Members of the European Parliament failing to improve their own ethics system
A blog post from our Transparency and Democracy campaign
Today, members of the European Parliament’s Legal Affairs Committee have voted to amend their “Rules of Procedure”, which govern the way the EU’s only directly elected institution works and which lay down ethics rules for MEPs in a legally binding Code of Conduct for avoiding conflicts of interest. The Greens/EFA Group in the European Parliament has managed to secure some improvements to enhance integrity and transparency, but were blocked from achieving progressive reforms in a number of areas. This blog post explains what has been achieved so far, and what remains to be fixed when it comes to ethics in the Parliament. For more details, download the briefing at the bottom of this page.
Improvements to the current system adopted in Committee
- Fixing ethics in the EU Commission: One of the biggest achievements is the strengthening of the European Parliament’s powers of scrutiny over potential conflicts of interest of EU Commissioners during their time in office. The case of Climate Commissioner Cañete, who was named in various media reports related to corruption and whose wife’s name was also found in the Panama Papers, showed how weak (or non-existent) the current scrutiny process is. This has been clarified thanks to a report drafted by Greens/EFA MEP Pascal Durand, which contained a number of recommendations for improvement that have now been incorporated into the revised Rules of Procedure.
- Removing Parliament access rights for uncooperative lobbyists: During the inquiry committees set up to investigate tax evasion, some companies that were invited to appear before the European Parliament refused to show up, and then requested separate face-to-face meetings with MEPs. This new proposal will strip them of their access badges to the EU Parliament if they fail to cooperate with a committee of inquiry without “sufficient justification”.
- Increasing transparency of side incomes: MEPs who earn additional money on the side have to declare it in various bandwidths, but until now, anyone earning more than 10,000€ a month did not have to specify how much more they were earning. Now, they will have to indicate the amount to the nearest 10,000€ so there will be more transparency on who the “big earners” are.

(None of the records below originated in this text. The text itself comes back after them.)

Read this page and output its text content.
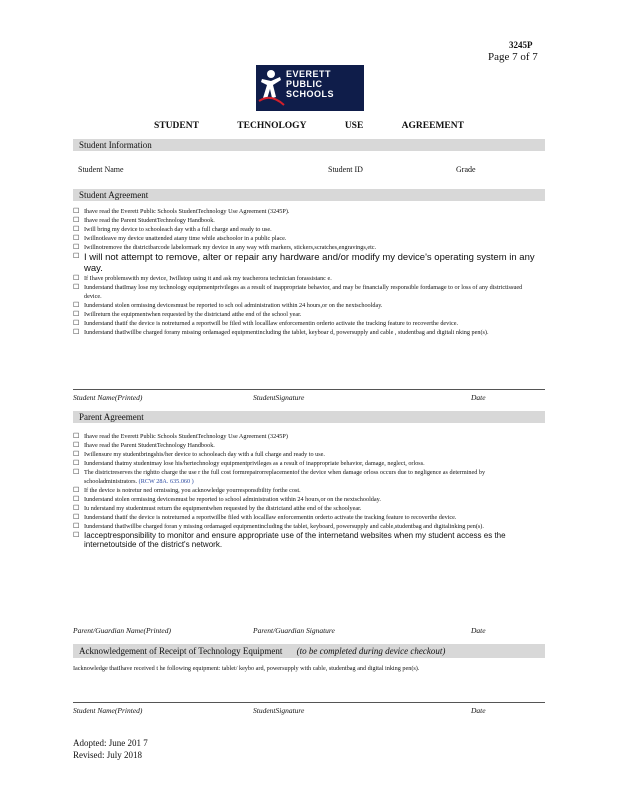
3245P
Page 7 of 7
EVERETT
PUBLIC
SCHOOLS
STUDENT	TECHNOLOGY	USE	AGREEMENT
Student Information
Student Name	Student ID	Grade
Student Agreement
☐ Ihave read the Everett Public Schools StudentTechnology Use Agreement (3245P).
☐ Ihave read the Parent StudentTechnology Handbook.
☐ Iwill bring my device to schooleach day with a full charge and ready to use.
☐ Iwillnotleave my device unattended atany time while atschoolor in a public place.
☐ Iwillnotremove the districtbarcode labelormark my device in any way with markers, stickers,scratches,engravings,etc.
☐ I will not attempt to remove, alter or repair any hardware and/or modify my device's operating system in any way.
☐ If Ihave problemswith my device, Iwillstop using it and ask my teacherora technician forassistanc e.
☐ Iunderstand thatImay lose my technology equipmentprivileges as a result of inappropriate behavior, and may be financially responsible fordamage to or loss of any districtissued device.
☐ Iunderstand stolen ormissing devicesmust be reported to sch ool administration within 24 hours,or on the nextschoolday.
☐ Iwillreturn the equipmentwhen requested by the districtand atthe end of the school year.
☐ Iunderstand thatif the device is notreturned a reportwill be filed with localllaw enforcementin orderto activate the tracking feature to recoverthe device.
☐ Iunderstand thatIwillbe charged forany missing ordamaged equipmentincluding the tablet, keyboar d, powersupply and cable , studentbag and digitali nking pen(s).
Student Name(Printed)	StudentSignature	Date
Parent Agreement
☐ Ihave read the Everett Public Schools StudentTechnology Use Agreement (3245P)
☐ Ihave read the Parent StudentTechnology Handbook.
☐ Iwillensure my studentbringshis/her device to schooleach day with a full charge and ready to use.
☐ Iunderstand thatmy studentmay lose his/hertechnology equipmentprivileges as a result of inappropriate behavior, damage, neglect, orloss.
☐ The districtreserves the rightto charge the use r the full cost formrepairorreplacementof the device when damage orloss occurs due to negligence as determined by schooladministrators. (RCW 28A. 635.060 )
☐ If the device is notretur ned ormissing, you acknowledge yourresponsibility forthe cost.
☐ Iunderstand stolen ormissing devicesmust be reported to school administration within 24 hours,or on the nextschoolday.
☐ Iu nderstand my studentmust return the equipmentwhen requested by the districtand atthe end of the schoolyear.
☐ Iunderstand thatif the device is notreturned a reportwillbe filed with localllaw enforcementin orderto activate the tracking feature to recoverthe device.
☐ Iunderstand thatIwillbe charged foran y missing ordamaged equipmentincluding the tablet, keyboard, powersupply and cable,studentbag and digitalinking pen(s).
☐ Iacceptresponsibility to monitor and ensure appropriate use of the internetand websites when my student access es the internetoutside of the district's network.
Parent/Guardian Name(Printed)	Parent/Guardian Signature	Date
Acknowledgement of Receipt of Technology Equipment (to be completed during device checkout)
Iacknowledge thatIhave received t he following equipment: tablet/ keybo ard, powersupply with cable, studentbag and digital inking pen(s).
Student Name(Printed)	StudentSignature	Date
Adopted: June 201 7
Revised: July 2018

- Improving democratic powers of inquiry: Currently, proposals to start committees of inquiry must pass through a bureaucratic body called the Conference of Presidents before they are voted on by the full Parliament. This gives the larger groups a de facto power to veto these proposals before they are even voted on democratically. This has now been reversed in the new Rules of Procedure.

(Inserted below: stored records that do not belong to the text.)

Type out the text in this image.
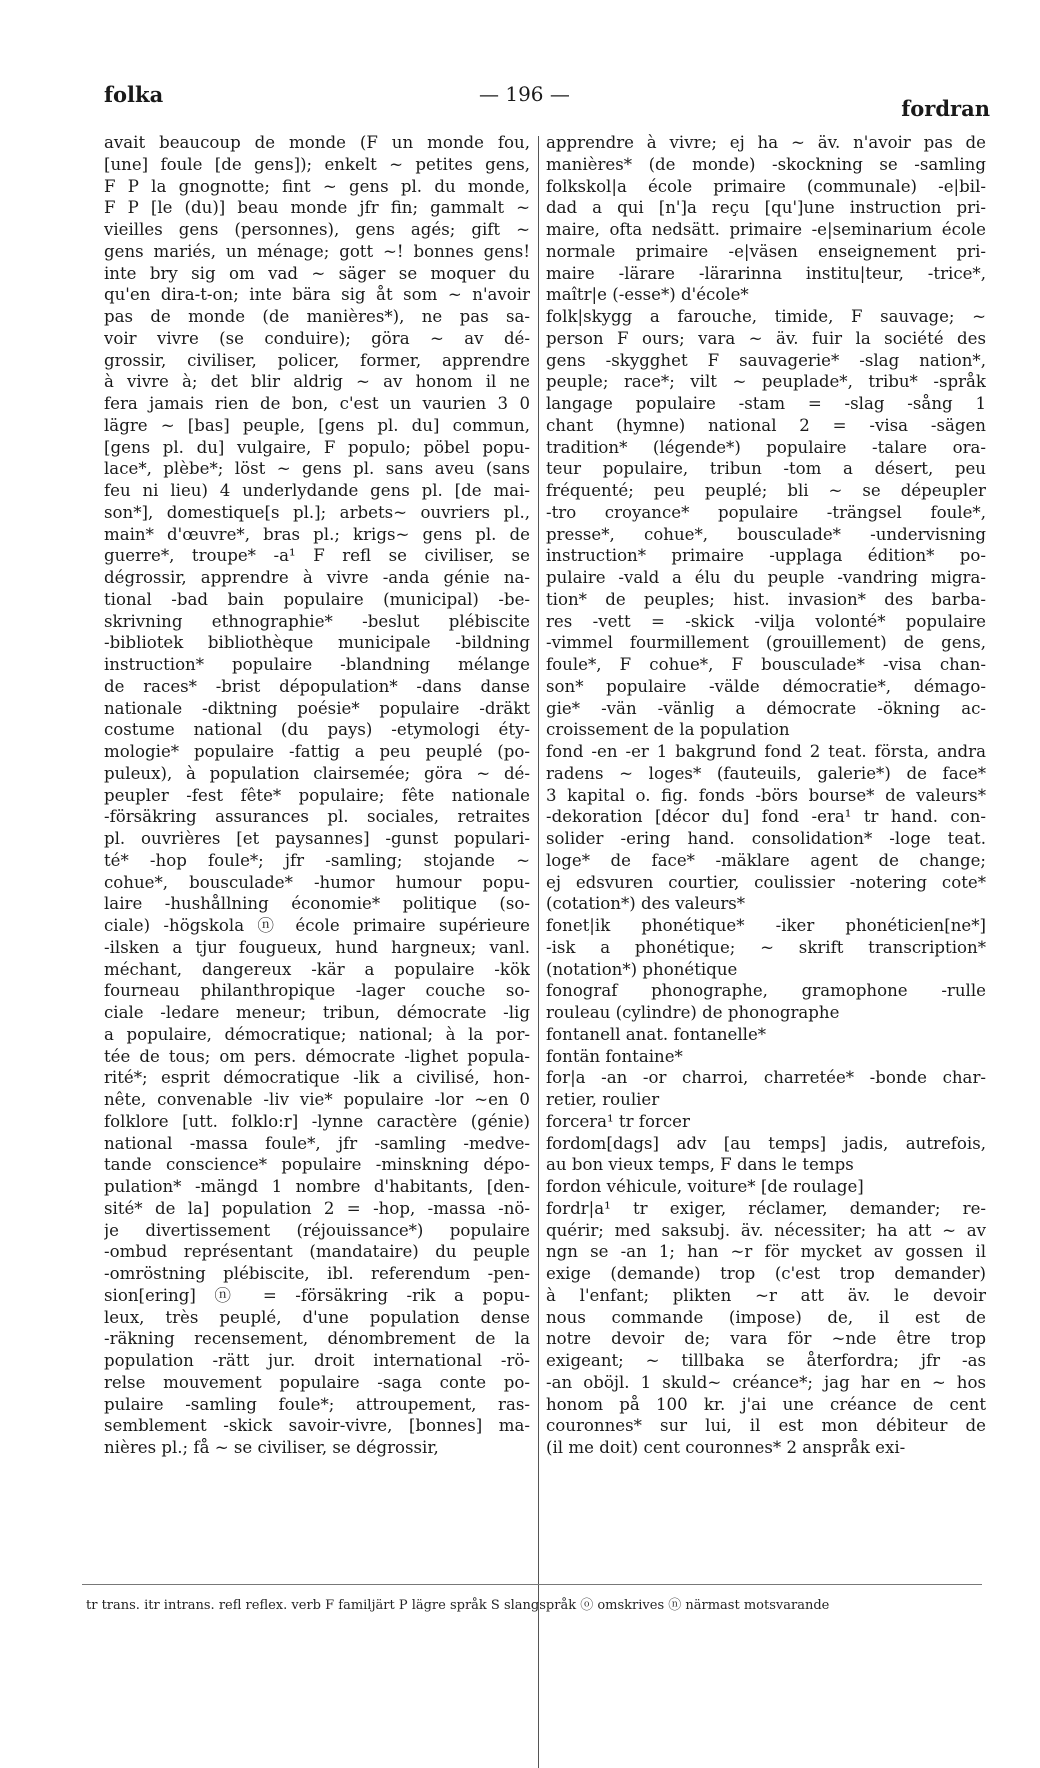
folka	— 196 —
fordran
avait beaucoup de monde (F un monde fou,
[une] foule [de gens]); enkelt ~ petites gens,
F P la gnognotte; fint ~ gens pl. du monde,
F P [le (du)] beau monde jfr fin; gammalt ~
vieilles gens (personnes), gens agés; gift ~
gens mariés, un ménage; gott ~! bonnes gens!
inte bry sig om vad ~ säger se moquer du
qu'en dira-t-on; inte bära sig åt som ~ n'avoir
pas de monde (de manières*), ne pas sa-
voir vivre (se conduire); göra ~ av dé-
grossir, civiliser, policer, former, apprendre
à vivre à; det blir aldrig ~ av honom il ne
fera jamais rien de bon, c'est un vaurien 3 0
lägre ~ [bas] peuple, [gens pl. du] commun,
[gens pl. du] vulgaire, F populo; pöbel popu-
lace*, plèbe*; löst ~ gens pl. sans aveu (sans
feu ni lieu) 4 underlydande gens pl. [de mai-
son*], domestique[s pl.]; arbets~ ouvriers pl.,
main* d'œuvre*, bras pl.; krigs~ gens pl. de
guerre*, troupe* -a¹ F refl se civiliser, se
dégrossir, apprendre à vivre -anda génie na-
tional -bad bain populaire (municipal) -be-
skrivning ethnographie* -beslut plébiscite
-bibliotek bibliothèque municipale -bildning
instruction* populaire -blandning mélange
de races* -brist dépopulation* -dans danse
nationale -diktning poésie* populaire -dräkt
costume national (du pays) -etymologi éty-
mologie* populaire -fattig a peu peuplé (po-
puleux), à population clairsemée; göra ~ dé-
peupler -fest fête* populaire; fête nationale
-försäkring assurances pl. sociales, retraites
pl. ouvrières [et paysannes] -gunst populari-
té* -hop foule*; jfr -samling; stojande ~
cohue*, bousculade* -humor humour popu-
laire -hushållning économie* politique (so-
ciale) -högskola ⓝ école primaire supérieure
-ilsken a tjur fougueux, hund hargneux; vanl.
méchant, dangereux -kär a populaire -kök
fourneau philanthropique -lager couche so-
ciale -ledare meneur; tribun, démocrate -lig
a populaire, démocratique; national; à la por-
tée de tous; om pers. démocrate -lighet popula-
rité*; esprit démocratique -lik a civilisé, hon-
nête, convenable -liv vie* populaire -lor ~en 0
folklore [utt. folklo:r] -lynne caractère (génie)
national -massa foule*, jfr -samling -medve-
tande conscience* populaire -minskning dépo-
pulation* -mängd 1 nombre d'habitants, [den-
sité* de la] population 2 = -hop, -massa -nö-
je divertissement (réjouissance*) populaire
-ombud représentant (mandataire) du peuple
-omröstning plébiscite, ibl. referendum -pen-
sion[ering] ⓝ = -försäkring -rik a popu-
leux, très peuplé, d'une population dense
-räkning recensement, dénombrement de la
population -rätt jur. droit international -rö-
relse mouvement populaire -saga conte po-
pulaire -samling foule*; attroupement, ras-
semblement -skick savoir-vivre, [bonnes] ma-
nières pl.; få ~ se civiliser, se dégrossir,
apprendre à vivre; ej ha ~ äv. n'avoir pas de
manières* (de monde) -skockning se -samling
folkskol|a école primaire (communale) -e|bil-
dad a qui [n']a reçu [qu']une instruction pri-
maire, ofta nedsätt. primaire -e|seminarium école
normale primaire -e|väsen enseignement pri-
maire -lärare -lärarinna institu|teur, -trice*,
maîtr|e (-esse*) d'école*
folk|skygg a farouche, timide, F sauvage; ~
person F ours; vara ~ äv. fuir la société des
gens -skygghet F sauvagerie* -slag nation*,
peuple; race*; vilt ~ peuplade*, tribu* -språk
langage populaire -stam = -slag -sång 1
chant (hymne) national 2 = -visa -sägen
tradition* (légende*) populaire -talare ora-
teur populaire, tribun -tom a désert, peu
fréquenté; peu peuplé; bli ~ se dépeupler
-tro croyance* populaire -trängsel foule*,
presse*, cohue*, bousculade* -undervisning
instruction* primaire -upplaga édition* po-
pulaire -vald a élu du peuple -vandring migra-
tion* de peuples; hist. invasion* des barba-
res -vett = -skick -vilja volonté* populaire
-vimmel fourmillement (grouillement) de gens,
foule*, F cohue*, F bousculade* -visa chan-
son* populaire -välde démocratie*, démago-
gie* -vän -vänlig a démocrate -ökning ac-
croissement de la population
fond -en -er 1 bakgrund fond 2 teat. första, andra
radens ~ loges* (fauteuils, galerie*) de face*
3 kapital o. fig. fonds -börs bourse* de valeurs*
-dekoration [décor du] fond -era¹ tr hand. con-
solider -ering hand. consolidation* -loge teat.
loge* de face* -mäklare agent de change;
ej edsvuren courtier, coulissier -notering cote*
(cotation*) des valeurs*
fonet|ik phonétique* -iker phonéticien[ne*]
-isk a phonétique; ~ skrift transcription*
(notation*) phonétique
fonograf phonographe, gramophone -rulle
rouleau (cylindre) de phonographe
fontanell anat. fontanelle*
fontän fontaine*
for|a -an -or charroi, charretée* -bonde char-
retier, roulier
forcera¹ tr forcer
fordom[dags] adv [au temps] jadis, autrefois,
au bon vieux temps, F dans le temps
fordon véhicule, voiture* [de roulage]
fordr|a¹ tr exiger, réclamer, demander; re-
quérir; med saksubj. äv. nécessiter; ha att ~ av
ngn se -an 1; han ~r för mycket av gossen il
exige (demande) trop (c'est trop demander)
à l'enfant; plikten ~r att äv. le devoir
nous commande (impose) de, il est de
notre devoir de; vara för ~nde être trop
exigeant; ~ tillbaka se återfordra; jfr -as
-an oböjl. 1 skuld~ créance*; jag har en ~ hos
honom på 100 kr. j'ai une créance de cent
couronnes* sur lui, il est mon débiteur de
(il me doit) cent couronnes* 2 anspråk exi-
tr trans. itr intrans. refl reflex. verb F familjärt P lägre språk S slangspråk ⓞ omskrives ⓝ närmast motsvarande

- Shedding more light on cross-party intergroups: European Parliament intergroups meet regularly to discuss specific topics (like sports policy, the ceramic industry or transparency). They are composed of members from various different parties and have been used by lobby groups to gather support for their issues. We have managed to increase the transparency of intergroups’ funding, which they will now be obliged to report on annually.

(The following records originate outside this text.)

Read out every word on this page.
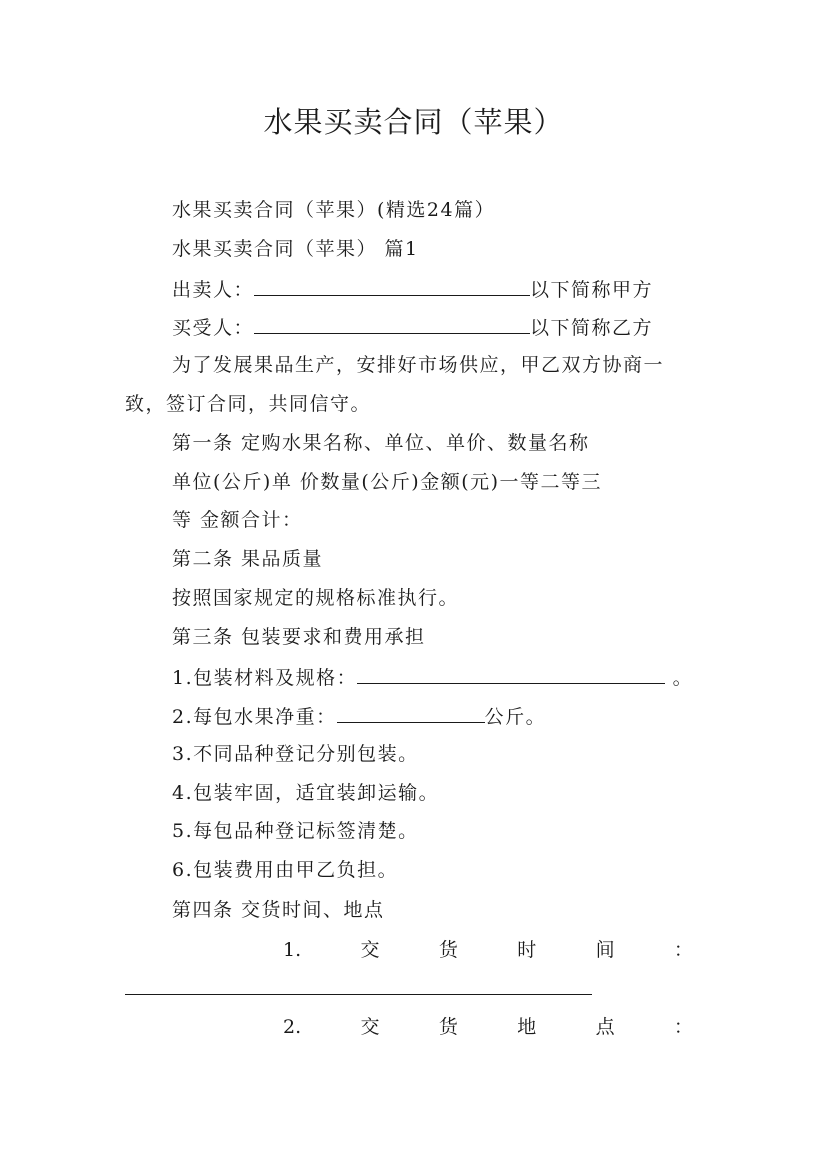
水果买卖合同（苹果）
水果买卖合同（苹果）(精选24篇）
水果买卖合同（苹果） 篇1
出卖人：	以下简称甲方
买受人：	以下简称乙方
为了发展果品生产，安排好市场供应，甲乙双方协商一
致，签订合同，共同信守。
第一条 定购水果名称、单位、单价、数量名称
单位(公斤)单 价数量(公斤)金额(元)一等二等三
等 金额合计：
第二条 果品质量
按照国家规定的规格标准执行。
第三条 包装要求和费用承担
1.包装材料及规格：	。
2.每包水果净重：	公斤。
3.不同品种登记分别包装。
4.包装牢固，适宜装卸运输。
5.每包品种登记标签清楚。
6.包装费用由甲乙负担。
第四条 交货时间、地点
1.	交	货	时	间	：
2.	交	货	地	点	：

Issues that still need to be further improved
- The Ethical Advisory Committee is not being reformed: We have called for a number of improvements to be made to the Parliament’s Advisory Committee that deals with ethics issues: we wanted it to be composed of independent members, to be able to initiate its own investigations, and to have meaningful powers to ensure that sanctions are imposed on MEPs that don’t comply with the ethics rules. But our efforts to reform the whole system have so far been rejected by the larger groups: they only wanted to change the current wording slightly so that the EP President “shall” (instead of “may”) instruct the ethics committee to look into a case. And, because of their resistance, it is still only the EP President that has the power to impose sanctions, with no transparency or other mechanisms in place in case the President has not followed the advice of the Advisory committee.
- Second jobs are not being adequately dealt with: MEPs are currently free to engage in various different roles in the private sector, which raises questions about potential conflicts of interest, particularly when MEPs - who are elected to defend the general interest - are also engaged in lobbying activities that lead them to act on behalf of private interests. Other political groups, notably the centre-right EPP, claimed that restrictions on their outside employment would be a “violation” of their fundamental rights, but despite this it was possible to secure a ban on paid professional lobbying directly linked to the Union decision-making process. However, this means that providing advice to others on how to lobby is still allowed.
- Revolving doors are not being tackled: We have been calling for a cooling off period to be placed on former MEPs who move into the private sector to work for industries they were previously tasked with regulating. Due to the blockage by other groups, who claim that MEPs should have “the right to work”; the only change that was made was that ex-MEPs should now inform the European Parliament of their new jobs if they plan to work as lobbyists.
- There is no proposal to move forward on the legislative footprint: The centre-right EPP and the liberal group ALDE are adamantly opposed to the idea of being transparent about the interest groups that they meet with; and so they blocked any attempt at making it mandatory to produce a list of lobbyists that had a role in their decision-making process. For this reason, we still only have a voluntary legislative footprint.
What next?Key topics related to lobbying transparency were not dealt with as there will soon be a new transparency register which should also include parts of the Council of the European Union (in addition to the Parliament and Commission). Negotiations on the new register between the three main institutions are due to begin soon, so it was decided that changes relating to lobby transparency should be discussed then. As for the new rules of procedure, the vote in plenary to adopt the final rules will take place in mid-December. There will be a chance there for political groups to table further amendments to the rules of procedure, though all changes have to be adopted by an absolute majority. The Greens/EFA group will try to work with others to secure progressive changes, but for this we need your support! MEPs need to know that citizens care about how transparent and ethical the European Parliament is; otherwise they won’t vote to improve the current system and we will just end up with “business as usual”.